Structure and boosting activity of a starch-degrading lytic polysaccharide monooxygenase

Abstract

Lytic polysaccharide monooxygenases (LPMOs) are recently discovered enzymes that oxidatively deconstruct polysaccharides. LPMOs are fundamental in the effective utilization of these substrates by bacteria and fungi; moreover, the enzymes have significant industrial importance. We report here the activity, spectroscopy and three-dimensional structure of a starch-active LPMO, a representative of the new CAZy AA13 family. We demonstrate that these enzymes generate aldonic acid-terminated malto-oligosaccharides from retrograded starch and boost significantly the conversion of this recalcitrant substrate to maltose by β-amylase. The detailed structure of the enzyme's active site yields insights into the mechanism of action of this important class of enzymes.

Figure 1. Evolutionary relationship of AA13 with other LPMOs.

Composite evolutionary tree with the AA13 part shown as a Newick-like cladogram for clarity and with the other LPMO families (AA9, AA10 and AA11, each with one representative sequence only for clarity) shown with branch lengths that represent phylogenetic distance. Bootstrap values are indicated for the two internal nodes separating the families. The two enzymes studied here are shown by An and Ao for the A. nidulans and the A. oryzae AA13 enzyme, respectively. AA13 sequences that are appended to a CBM20 module are shown in green, while those made only of an AA13 module are shown in black. The corresponding circular phylogram is presented in Supplementary Fig. 1.

Figure 2. Oxidative breakdown of starch by AA13.

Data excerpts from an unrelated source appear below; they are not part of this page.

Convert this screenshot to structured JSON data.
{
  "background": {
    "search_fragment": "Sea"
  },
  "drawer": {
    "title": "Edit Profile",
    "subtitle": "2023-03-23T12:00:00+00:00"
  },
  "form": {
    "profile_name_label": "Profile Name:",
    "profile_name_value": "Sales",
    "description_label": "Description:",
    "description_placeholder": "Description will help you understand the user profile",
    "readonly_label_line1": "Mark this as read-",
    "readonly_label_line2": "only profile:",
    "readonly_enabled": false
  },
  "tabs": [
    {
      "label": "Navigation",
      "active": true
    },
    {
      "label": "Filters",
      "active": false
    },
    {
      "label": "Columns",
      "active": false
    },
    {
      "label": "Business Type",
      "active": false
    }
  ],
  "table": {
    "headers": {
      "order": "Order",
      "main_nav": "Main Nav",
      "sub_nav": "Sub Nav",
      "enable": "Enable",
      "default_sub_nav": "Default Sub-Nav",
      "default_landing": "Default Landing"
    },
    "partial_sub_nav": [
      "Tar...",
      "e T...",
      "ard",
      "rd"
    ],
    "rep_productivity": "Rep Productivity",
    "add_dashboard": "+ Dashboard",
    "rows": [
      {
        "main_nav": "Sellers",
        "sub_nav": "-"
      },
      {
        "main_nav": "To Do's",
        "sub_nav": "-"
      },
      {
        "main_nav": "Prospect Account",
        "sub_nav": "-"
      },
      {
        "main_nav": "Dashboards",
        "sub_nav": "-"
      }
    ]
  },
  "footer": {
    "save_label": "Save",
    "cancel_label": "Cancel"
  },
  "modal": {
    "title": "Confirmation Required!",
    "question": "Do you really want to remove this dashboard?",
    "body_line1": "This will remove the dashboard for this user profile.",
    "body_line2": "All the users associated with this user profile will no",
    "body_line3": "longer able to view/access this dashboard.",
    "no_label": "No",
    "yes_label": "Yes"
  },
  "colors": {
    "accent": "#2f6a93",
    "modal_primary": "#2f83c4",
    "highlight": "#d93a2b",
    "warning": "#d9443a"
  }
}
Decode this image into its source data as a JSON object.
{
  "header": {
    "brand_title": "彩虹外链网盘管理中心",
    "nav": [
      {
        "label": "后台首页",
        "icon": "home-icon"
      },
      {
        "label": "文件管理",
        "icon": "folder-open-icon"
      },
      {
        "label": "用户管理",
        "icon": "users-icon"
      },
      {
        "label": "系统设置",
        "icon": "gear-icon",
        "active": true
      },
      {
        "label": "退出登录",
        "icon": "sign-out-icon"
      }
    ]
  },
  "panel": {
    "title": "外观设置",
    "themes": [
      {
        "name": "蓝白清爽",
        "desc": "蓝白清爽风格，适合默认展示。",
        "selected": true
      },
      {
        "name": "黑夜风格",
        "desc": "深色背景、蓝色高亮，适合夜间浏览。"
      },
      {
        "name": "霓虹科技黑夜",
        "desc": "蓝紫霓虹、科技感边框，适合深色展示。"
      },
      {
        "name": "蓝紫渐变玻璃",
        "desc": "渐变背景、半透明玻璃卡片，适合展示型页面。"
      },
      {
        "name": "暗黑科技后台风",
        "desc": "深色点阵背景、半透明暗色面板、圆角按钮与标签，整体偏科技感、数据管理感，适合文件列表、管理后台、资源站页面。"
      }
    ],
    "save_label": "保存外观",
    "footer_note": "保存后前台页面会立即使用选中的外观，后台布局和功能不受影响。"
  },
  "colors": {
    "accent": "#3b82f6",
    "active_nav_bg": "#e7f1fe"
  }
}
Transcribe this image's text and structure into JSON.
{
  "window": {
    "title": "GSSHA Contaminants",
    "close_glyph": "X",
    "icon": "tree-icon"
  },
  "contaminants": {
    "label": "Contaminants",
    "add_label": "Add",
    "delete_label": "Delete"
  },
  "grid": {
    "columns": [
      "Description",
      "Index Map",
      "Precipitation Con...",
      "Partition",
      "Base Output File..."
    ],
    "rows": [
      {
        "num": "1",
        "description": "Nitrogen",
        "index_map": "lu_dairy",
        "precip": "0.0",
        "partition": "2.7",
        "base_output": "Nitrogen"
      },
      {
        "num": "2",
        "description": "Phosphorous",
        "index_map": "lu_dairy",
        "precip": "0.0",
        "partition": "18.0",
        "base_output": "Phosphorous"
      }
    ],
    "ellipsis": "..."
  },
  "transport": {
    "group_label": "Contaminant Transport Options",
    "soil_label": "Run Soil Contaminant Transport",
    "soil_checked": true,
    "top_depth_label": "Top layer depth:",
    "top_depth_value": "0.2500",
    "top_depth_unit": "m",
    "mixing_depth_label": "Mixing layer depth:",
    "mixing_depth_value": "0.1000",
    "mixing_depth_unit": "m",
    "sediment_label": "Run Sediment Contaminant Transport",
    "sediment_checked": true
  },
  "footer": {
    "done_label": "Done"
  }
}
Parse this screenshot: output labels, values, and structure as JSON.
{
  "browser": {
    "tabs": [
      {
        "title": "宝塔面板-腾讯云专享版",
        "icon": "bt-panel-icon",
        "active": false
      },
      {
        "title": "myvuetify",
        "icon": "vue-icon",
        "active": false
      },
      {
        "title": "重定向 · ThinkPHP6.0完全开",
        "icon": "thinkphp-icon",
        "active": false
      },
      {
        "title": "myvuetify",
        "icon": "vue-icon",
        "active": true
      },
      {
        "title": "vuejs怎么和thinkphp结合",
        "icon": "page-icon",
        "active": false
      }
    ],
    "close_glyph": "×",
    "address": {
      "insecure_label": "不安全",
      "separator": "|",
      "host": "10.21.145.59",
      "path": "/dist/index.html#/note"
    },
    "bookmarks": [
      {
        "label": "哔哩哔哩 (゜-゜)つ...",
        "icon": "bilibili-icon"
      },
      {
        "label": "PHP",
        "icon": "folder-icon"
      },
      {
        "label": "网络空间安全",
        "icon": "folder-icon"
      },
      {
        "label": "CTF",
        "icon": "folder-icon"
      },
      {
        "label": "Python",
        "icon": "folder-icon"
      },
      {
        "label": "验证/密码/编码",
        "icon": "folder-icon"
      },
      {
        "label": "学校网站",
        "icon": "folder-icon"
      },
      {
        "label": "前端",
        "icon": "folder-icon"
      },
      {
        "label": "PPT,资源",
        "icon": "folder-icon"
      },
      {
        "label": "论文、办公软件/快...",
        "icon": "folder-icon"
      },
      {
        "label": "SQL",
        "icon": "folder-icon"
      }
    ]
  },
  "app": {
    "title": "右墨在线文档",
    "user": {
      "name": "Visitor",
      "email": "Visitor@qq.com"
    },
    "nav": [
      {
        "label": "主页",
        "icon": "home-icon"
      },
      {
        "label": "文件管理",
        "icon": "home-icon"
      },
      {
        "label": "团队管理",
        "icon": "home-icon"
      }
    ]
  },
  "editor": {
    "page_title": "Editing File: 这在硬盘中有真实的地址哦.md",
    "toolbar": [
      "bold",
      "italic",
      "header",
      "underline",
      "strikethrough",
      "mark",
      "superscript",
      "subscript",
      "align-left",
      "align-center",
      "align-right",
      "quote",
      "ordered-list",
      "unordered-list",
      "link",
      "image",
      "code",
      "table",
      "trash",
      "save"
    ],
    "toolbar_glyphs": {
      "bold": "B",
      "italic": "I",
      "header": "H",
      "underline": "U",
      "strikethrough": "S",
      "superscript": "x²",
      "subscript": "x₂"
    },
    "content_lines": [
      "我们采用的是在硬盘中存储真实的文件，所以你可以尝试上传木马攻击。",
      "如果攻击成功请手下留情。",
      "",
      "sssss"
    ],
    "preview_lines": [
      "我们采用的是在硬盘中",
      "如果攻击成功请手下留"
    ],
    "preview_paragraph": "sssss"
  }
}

MALDI–TOF–MS spectra of An(AA13) products from retrograded starch with 4 mM cysteine. C1-oxidized malto-oligosaccharides are present as a monosodiated lactone (m/z of the malto-oligosaccharide −2 Da), monosodiated aldonic acid (+16 Da) and disodiated aldonic acid (+38 Da). Inset: per-methylated C1-oxidized malto-oligosaccharides are present as monosodiated aldonic acid (+30 Da). The mass of unknown adduct X in peak e does not correspond to any cation component of the enzyme preparation.

Figure 3. Boosting effect of AA13.

Release of maltose from retrograded starch by β-amylase over 4 h at 25 °C (columns 2–4) with An(AA13) (column 3), with reducing agent and An(AA13) (column 4). Maximum release of maltose was 36.8 nmol, which was 2.5 mol% of starch in the assay. Error bars represent s.e. of triplicate measurements. See Methods for more details.

Figure 4. Structural aspects of AA13.

Structure of Ao(AA13). (a) Ribbon view of overall structure with numbered secondary structure elements, copper ion shown as orange sphere; (b) line diagram of active site; (c) stereo view of the electron density map around the active site in blue (contoured at 1.5σ) with anomalous difference density in yellow (contoured at 25σ), note methylation of N-terminal histidine (the map is calculated from the final refined structure with data collected at a wavelength of 1.037 Å); (d) comparison of active site of AA13 (green) with AA9 member (Protein Data Bank (PDB) 3ZUD, magenta, r.m.s.d. for protein atoms shown of 0.73 Å), AA10 member (PDB 2YOY, orange, r.m.s.d. of 0.53 Å) and AA11 member (PDB 4MAI, purple, r.m.s.d. of 0.60 Å).

Figure 5. Comparison of substrate-binding faces.

Stereo view (divergent, ‘wall-eyed’) of the putative substrate-binding faces of (a) Ao(AA13) depicting shallow groove leading through copper active site (N-terminal histidine shown in blue, copper ion shown in brown) and (b) a cellulose-active LPMO Ta(AA9) (Protein Data Bank code 3ZUD) with much flatter binding surface.